Das Foto entstammt einer Kundgebung gegen einen antisemitischen Aufmarsch in Köln am 10. Januar 2009. © Lizas Welt

16.3.09

Krisenfester Exportschlager



Finanzkrise? Bankenpleiten? Konjunktureinbruch? Pah! Wie der Exportweltmeister seinen Titel souverän gegen die Chinesen verteidigen und dabei auch noch historisches Bewusstsein geltend machen kann, legt Malte S. Sembten im folgenden Gastbeitrag für Lizas Welt anschaulich dar.

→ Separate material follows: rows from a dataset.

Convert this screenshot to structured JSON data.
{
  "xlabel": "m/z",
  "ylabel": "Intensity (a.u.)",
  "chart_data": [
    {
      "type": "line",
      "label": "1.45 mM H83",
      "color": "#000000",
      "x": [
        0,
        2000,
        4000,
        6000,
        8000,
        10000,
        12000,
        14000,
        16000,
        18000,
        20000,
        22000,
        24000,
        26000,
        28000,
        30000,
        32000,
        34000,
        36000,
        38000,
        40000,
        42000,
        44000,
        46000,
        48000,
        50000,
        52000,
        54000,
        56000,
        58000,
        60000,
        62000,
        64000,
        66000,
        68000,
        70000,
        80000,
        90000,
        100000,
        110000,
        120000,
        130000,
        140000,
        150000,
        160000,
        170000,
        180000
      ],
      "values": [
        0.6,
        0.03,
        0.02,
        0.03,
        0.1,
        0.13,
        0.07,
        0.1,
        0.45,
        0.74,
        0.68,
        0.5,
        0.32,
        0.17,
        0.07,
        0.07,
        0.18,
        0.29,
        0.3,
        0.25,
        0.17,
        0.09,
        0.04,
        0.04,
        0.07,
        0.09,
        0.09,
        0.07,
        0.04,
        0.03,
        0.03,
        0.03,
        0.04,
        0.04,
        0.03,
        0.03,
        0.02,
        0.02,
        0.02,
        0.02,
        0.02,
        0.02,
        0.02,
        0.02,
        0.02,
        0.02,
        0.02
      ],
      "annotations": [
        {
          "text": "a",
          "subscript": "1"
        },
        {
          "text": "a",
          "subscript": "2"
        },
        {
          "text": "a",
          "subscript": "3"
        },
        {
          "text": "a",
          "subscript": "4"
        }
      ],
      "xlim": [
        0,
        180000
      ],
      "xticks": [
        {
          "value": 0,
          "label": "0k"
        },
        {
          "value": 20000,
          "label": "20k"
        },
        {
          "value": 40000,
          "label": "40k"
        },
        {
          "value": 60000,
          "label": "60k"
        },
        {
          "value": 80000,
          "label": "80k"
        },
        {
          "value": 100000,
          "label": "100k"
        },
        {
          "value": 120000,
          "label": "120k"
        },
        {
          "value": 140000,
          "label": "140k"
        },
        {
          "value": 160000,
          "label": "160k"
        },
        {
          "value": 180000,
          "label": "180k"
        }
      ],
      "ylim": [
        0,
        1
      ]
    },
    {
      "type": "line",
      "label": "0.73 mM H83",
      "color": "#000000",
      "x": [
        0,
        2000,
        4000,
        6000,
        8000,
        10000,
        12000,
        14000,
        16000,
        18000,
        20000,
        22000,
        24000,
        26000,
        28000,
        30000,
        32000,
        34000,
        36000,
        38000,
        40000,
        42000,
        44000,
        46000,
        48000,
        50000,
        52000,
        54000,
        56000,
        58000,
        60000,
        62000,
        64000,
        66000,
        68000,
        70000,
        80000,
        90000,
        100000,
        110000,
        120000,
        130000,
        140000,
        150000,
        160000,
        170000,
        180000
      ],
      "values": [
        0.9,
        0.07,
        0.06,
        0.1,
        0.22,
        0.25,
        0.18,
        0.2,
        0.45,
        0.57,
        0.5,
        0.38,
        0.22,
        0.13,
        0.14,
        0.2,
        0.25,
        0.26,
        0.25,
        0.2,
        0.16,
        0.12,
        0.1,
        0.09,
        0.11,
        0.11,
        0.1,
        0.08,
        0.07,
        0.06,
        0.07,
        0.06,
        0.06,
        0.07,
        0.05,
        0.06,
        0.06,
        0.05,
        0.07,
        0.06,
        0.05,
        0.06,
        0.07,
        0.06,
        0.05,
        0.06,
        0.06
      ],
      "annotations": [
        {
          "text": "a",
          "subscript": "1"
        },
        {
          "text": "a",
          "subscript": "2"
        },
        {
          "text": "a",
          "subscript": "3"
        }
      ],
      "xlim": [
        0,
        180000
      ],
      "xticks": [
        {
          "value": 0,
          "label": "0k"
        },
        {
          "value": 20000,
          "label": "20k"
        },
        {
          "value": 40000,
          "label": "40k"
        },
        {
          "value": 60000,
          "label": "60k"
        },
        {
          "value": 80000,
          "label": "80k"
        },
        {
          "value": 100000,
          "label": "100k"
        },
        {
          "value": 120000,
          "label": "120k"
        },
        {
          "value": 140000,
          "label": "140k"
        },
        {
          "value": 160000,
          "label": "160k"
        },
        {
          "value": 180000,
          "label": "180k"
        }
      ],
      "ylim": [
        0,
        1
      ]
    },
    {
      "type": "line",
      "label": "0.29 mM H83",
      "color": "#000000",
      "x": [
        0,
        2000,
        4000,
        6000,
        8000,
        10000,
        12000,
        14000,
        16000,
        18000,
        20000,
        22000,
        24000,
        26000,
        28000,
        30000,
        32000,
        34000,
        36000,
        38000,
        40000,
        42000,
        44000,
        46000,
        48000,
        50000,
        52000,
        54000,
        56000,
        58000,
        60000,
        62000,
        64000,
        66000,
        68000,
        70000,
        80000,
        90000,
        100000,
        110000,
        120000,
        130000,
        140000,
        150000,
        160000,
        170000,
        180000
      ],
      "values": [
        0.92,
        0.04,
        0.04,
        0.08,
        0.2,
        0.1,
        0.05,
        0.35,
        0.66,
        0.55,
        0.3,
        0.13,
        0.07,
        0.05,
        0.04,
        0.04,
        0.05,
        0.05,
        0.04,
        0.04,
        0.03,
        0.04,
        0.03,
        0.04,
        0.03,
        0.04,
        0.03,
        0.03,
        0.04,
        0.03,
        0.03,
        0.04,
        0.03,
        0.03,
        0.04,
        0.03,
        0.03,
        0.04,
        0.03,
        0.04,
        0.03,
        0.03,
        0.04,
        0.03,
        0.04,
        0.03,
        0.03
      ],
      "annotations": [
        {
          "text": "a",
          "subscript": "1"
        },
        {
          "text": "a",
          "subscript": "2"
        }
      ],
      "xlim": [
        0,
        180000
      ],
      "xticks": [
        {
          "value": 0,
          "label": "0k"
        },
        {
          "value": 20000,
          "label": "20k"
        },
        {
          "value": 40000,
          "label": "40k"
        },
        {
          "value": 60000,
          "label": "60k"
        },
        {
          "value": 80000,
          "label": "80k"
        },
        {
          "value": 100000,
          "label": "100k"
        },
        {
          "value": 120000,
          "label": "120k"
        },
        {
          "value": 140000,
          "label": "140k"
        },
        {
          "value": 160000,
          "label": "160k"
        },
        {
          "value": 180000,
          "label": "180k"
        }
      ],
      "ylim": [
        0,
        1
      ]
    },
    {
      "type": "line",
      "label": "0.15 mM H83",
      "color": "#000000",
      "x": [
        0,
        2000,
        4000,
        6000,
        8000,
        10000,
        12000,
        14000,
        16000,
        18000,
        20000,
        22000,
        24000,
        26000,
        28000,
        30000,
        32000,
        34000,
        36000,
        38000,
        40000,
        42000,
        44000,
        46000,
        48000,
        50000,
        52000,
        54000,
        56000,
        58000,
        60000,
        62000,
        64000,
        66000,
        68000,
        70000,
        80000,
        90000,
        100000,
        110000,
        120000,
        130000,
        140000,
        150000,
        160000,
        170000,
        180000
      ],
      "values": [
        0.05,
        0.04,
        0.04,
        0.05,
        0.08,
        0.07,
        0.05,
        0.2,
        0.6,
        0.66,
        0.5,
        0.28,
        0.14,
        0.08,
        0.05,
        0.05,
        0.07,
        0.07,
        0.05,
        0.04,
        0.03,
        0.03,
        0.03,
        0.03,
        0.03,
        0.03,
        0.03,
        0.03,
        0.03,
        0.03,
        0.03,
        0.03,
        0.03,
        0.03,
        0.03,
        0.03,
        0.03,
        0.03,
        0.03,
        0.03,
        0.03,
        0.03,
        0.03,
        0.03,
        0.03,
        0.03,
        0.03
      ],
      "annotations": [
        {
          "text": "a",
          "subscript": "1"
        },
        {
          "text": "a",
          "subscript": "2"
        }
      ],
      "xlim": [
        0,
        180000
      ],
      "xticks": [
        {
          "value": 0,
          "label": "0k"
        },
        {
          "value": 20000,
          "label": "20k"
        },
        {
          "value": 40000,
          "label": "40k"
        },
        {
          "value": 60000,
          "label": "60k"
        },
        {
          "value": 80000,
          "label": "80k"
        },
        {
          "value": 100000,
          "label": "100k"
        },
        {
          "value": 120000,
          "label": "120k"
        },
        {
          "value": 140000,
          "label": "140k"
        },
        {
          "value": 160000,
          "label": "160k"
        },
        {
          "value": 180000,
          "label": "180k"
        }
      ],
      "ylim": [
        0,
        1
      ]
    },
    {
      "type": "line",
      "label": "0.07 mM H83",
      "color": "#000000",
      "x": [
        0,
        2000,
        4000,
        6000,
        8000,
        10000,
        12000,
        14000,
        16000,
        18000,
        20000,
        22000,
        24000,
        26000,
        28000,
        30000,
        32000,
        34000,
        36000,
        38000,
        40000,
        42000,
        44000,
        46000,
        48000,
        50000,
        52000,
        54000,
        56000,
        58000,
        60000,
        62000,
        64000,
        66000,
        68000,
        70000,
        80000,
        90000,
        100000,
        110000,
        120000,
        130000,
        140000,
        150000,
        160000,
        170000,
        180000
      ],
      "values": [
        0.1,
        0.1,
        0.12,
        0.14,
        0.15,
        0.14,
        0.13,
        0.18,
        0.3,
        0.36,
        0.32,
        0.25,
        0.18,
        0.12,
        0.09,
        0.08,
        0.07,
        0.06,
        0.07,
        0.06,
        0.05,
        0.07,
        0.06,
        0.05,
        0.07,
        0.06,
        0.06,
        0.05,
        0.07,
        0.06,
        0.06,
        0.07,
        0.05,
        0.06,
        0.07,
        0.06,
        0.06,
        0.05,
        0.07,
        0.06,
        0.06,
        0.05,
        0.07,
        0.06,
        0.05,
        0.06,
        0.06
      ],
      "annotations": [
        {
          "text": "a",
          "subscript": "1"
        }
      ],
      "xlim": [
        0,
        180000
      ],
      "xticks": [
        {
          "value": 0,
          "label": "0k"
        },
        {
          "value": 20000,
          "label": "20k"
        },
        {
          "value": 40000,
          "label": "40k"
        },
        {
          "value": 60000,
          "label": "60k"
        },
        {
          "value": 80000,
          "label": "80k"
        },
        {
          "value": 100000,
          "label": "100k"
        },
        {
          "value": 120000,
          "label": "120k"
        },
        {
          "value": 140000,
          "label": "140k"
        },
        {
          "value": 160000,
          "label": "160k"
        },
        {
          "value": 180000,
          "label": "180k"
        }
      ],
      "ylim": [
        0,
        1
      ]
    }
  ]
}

There’s no business like Shoa business. Ein zukunftsweisendes Geschäftsmodell für den (noch) amtierenden Exportweltmeister

VON MALTE S. SEMBTEN


Deutschland leidet derzeit sehr, unter anderem an einer veritablen Exportmisere. Wir mögen uns damit abgefunden haben, dass nach Hollywood exportierte deutsche Schauspieler häufig remittiert werden. Ebenso damit, dass nach Pakistan ausgeführte deutsche Islam-Terroristen regelmäßig als Retoure wieder bei uns aufschlagen. Aber ist es nicht der globale Exporterfolg von weltweit renommiertem Ingenieurshandwerk made in Germany, der uns stattdessen nationale Identität und wirtschaftlichen Status verleiht? Und nun das: Ausgerechnet der Export des deutschen Maschinenbaus ist um bedenkliche 2,7 Prozent geschrumpft, der deutscher Autos und Autoteile gar um verheerende 20 Prozent!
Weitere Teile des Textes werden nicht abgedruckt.